Tort reform activists successfully focused the public on the $2.7 million in punitive damages that a Florida jury awarded to the plaintiff in the 1994 case of Liebeck v. McDonald's Restaurants. They conveniently disregarded the horrible permanent injuries Ms. Liebeck suffered (scalding third-degree burns over 6% of her body which required an 8-day hospitalization and extremely painful and disfiguring surgical skin grafting). They also ignored the trial evidence which showed that McDonald's had documented more than 700 burn incidents among McDonald's customers in the 1982-1992 time frame and that McDonald's served its coffee between 180-190 degrees Fahrenheit even though other fast food restaurants typically served coffee at approximately 135-140 degrees. The evidence at trial showed that coffee spilled at 180 degrees would cause third-degree burns in just 2-7 seconds. Had the coffee been just 15 degrees cooler (155 degrees and still 15 degrees hotter than the average fast food restaurant's coffee) it could have cooled sufficiently to avoid serious burns. Business interest and tort reform activists also conveniently ignored two significant facts related to the jury verdict: (1) the jury determined Ms. Liebeck was 20% at fault for spilling the coffee and the verdict was, as required by law, reduced by the amount of fault attributed to her; and (2) the court found the jury's verdict excessive and reduced it to $480,000. The lawsuit was ultimately settled out of court for less than $600,000.

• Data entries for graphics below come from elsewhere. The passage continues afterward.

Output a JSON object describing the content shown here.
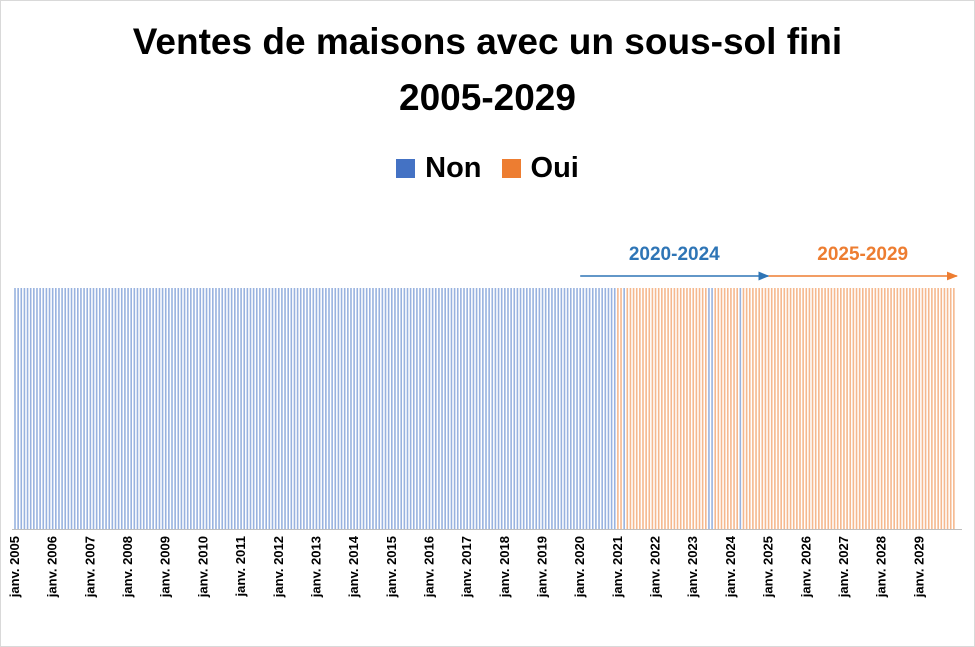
{
  "colors": {
    "non": "#4472c4",
    "oui": "#ed7d31",
    "range_2020_2024": "#2e75b6",
    "range_2025_2029": "#ed7d31",
    "axis": "#bfbfbf",
    "tick_text": "#000000"
  },
  "chart_data": {
    "type": "bar",
    "title_lines": [
      "Ventes de maisons avec un sous-sol fini",
      "2005-2029"
    ],
    "legend_placement": "top-center",
    "series": [
      {
        "name": "Non",
        "color": "#4472c4",
        "from": "2005-01",
        "to": "2020-12",
        "value": 1
      },
      {
        "name": "Oui",
        "color": "#ed7d31",
        "from": "2021-01",
        "to": "2029-12",
        "value": 1
      }
    ],
    "blue_months_2021_2024": [
      "2021-03",
      "2023-06",
      "2023-07",
      "2024-04"
    ],
    "x_ticks": [
      "janv. 2005",
      "janv. 2006",
      "janv. 2007",
      "janv. 2008",
      "janv. 2009",
      "janv. 2010",
      "janv. 2011",
      "janv. 2012",
      "janv. 2013",
      "janv. 2014",
      "janv. 2015",
      "janv. 2016",
      "janv. 2017",
      "janv. 2018",
      "janv. 2019",
      "janv. 2020",
      "janv. 2021",
      "janv. 2022",
      "janv. 2023",
      "janv. 2024",
      "janv. 2025",
      "janv. 2026",
      "janv. 2027",
      "janv. 2028",
      "janv. 2029"
    ],
    "xlim": [
      "2005-01",
      "2029-12"
    ],
    "ylim": [
      0,
      1
    ],
    "grid": false,
    "annotations": [
      {
        "label": "2020-2024",
        "from": "2020-01",
        "to": "2024-12",
        "color": "#2e75b6"
      },
      {
        "label": "2025-2029",
        "from": "2025-01",
        "to": "2029-12",
        "color": "#ed7d31"
      }
    ]
  }
}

"Hot coffee" documents how business interests focused on only certain elements of the McDonald's spilled coffee case and spread misinformation about the evidence presented and the final result in an effort to further their partisan agenda. In the wake of the case, numerous states, including North Carolina, adopted "tort reform" legislation despite the lack of any need for such. Under the actual facts of the McDonald's case, the jury properly held the plaintiff accountable for the degree of fault it apportioned to her. Furthermore, a trial judge reduced the award significantly because the judge, though noting McDonald's conduct and decision to ignore hundreds of prior complaints about its coffee scalding customers was "callous," thought the verdict was nonetheless too high.

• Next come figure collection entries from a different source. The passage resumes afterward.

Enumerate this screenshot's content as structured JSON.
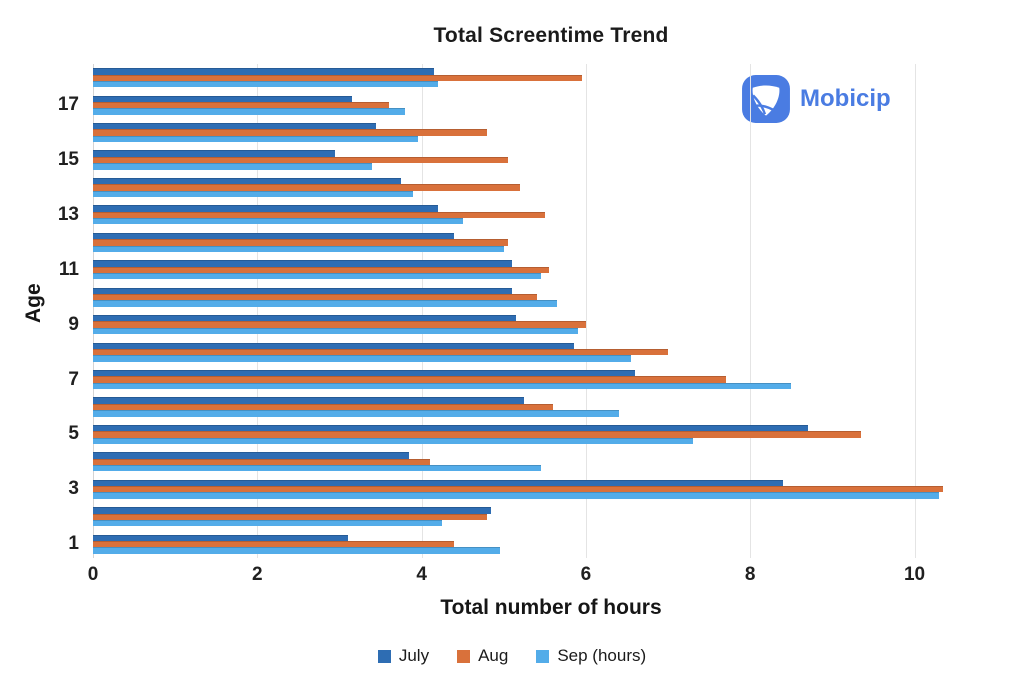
{
  "title": "Total Screentime Trend",
  "logo": {
    "text": "Mobicip",
    "color": "#4a7ce2"
  },
  "chart_data": {
    "type": "bar",
    "orientation": "horizontal",
    "title": "Total Screentime Trend",
    "xlabel": "Total number of hours",
    "ylabel": "Age",
    "xlim": [
      0,
      11.15
    ],
    "xticks": [
      0,
      2,
      4,
      6,
      8,
      10
    ],
    "visible_ytick_labels": [
      "17",
      "15",
      "13",
      "11",
      "9",
      "7",
      "5",
      "3",
      "1"
    ],
    "categories": [
      18,
      17,
      16,
      15,
      14,
      13,
      12,
      11,
      10,
      9,
      8,
      7,
      6,
      5,
      4,
      3,
      2,
      1
    ],
    "series": [
      {
        "name": "July",
        "color": "#2E6DB3",
        "values": [
          4.15,
          3.15,
          3.45,
          2.95,
          3.75,
          4.2,
          4.4,
          5.1,
          5.1,
          5.15,
          5.85,
          6.6,
          5.25,
          8.7,
          3.85,
          8.4,
          4.85,
          3.1
        ]
      },
      {
        "name": "Aug",
        "color": "#D9713B",
        "values": [
          5.95,
          3.6,
          4.8,
          5.05,
          5.2,
          5.5,
          5.05,
          5.55,
          5.4,
          6.0,
          7.0,
          7.7,
          5.6,
          9.35,
          4.1,
          10.35,
          4.8,
          4.4
        ]
      },
      {
        "name": "Sep (hours)",
        "color": "#53ACE9",
        "values": [
          4.2,
          3.8,
          3.95,
          3.4,
          3.9,
          4.5,
          5.0,
          5.45,
          5.65,
          5.9,
          6.55,
          8.5,
          6.4,
          7.3,
          5.45,
          10.3,
          4.25,
          4.95
        ]
      }
    ],
    "legend_position": "bottom",
    "grid": true,
    "gridline_color": "#e4e4e4",
    "background_color": "#ffffff"
  }
}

Most people, thanks to the propaganda campaign of business interests, believe that the plaintiff in the McDonald's case recovered "millions of dollars." Not so - she received less than $600,000 as compensation for severe burns that caused permanent injuries and scarring, required more than one-week hospitalization, and forced her to undergo a painful skin grafting procedure. The documentary "Hot Coffee" which has received considerable critical acclaim highlights business interests' convenient disregard of the actual facts and final result of the case to further their agenda of blindly helping big business at the expense of consumers and everyday citizens.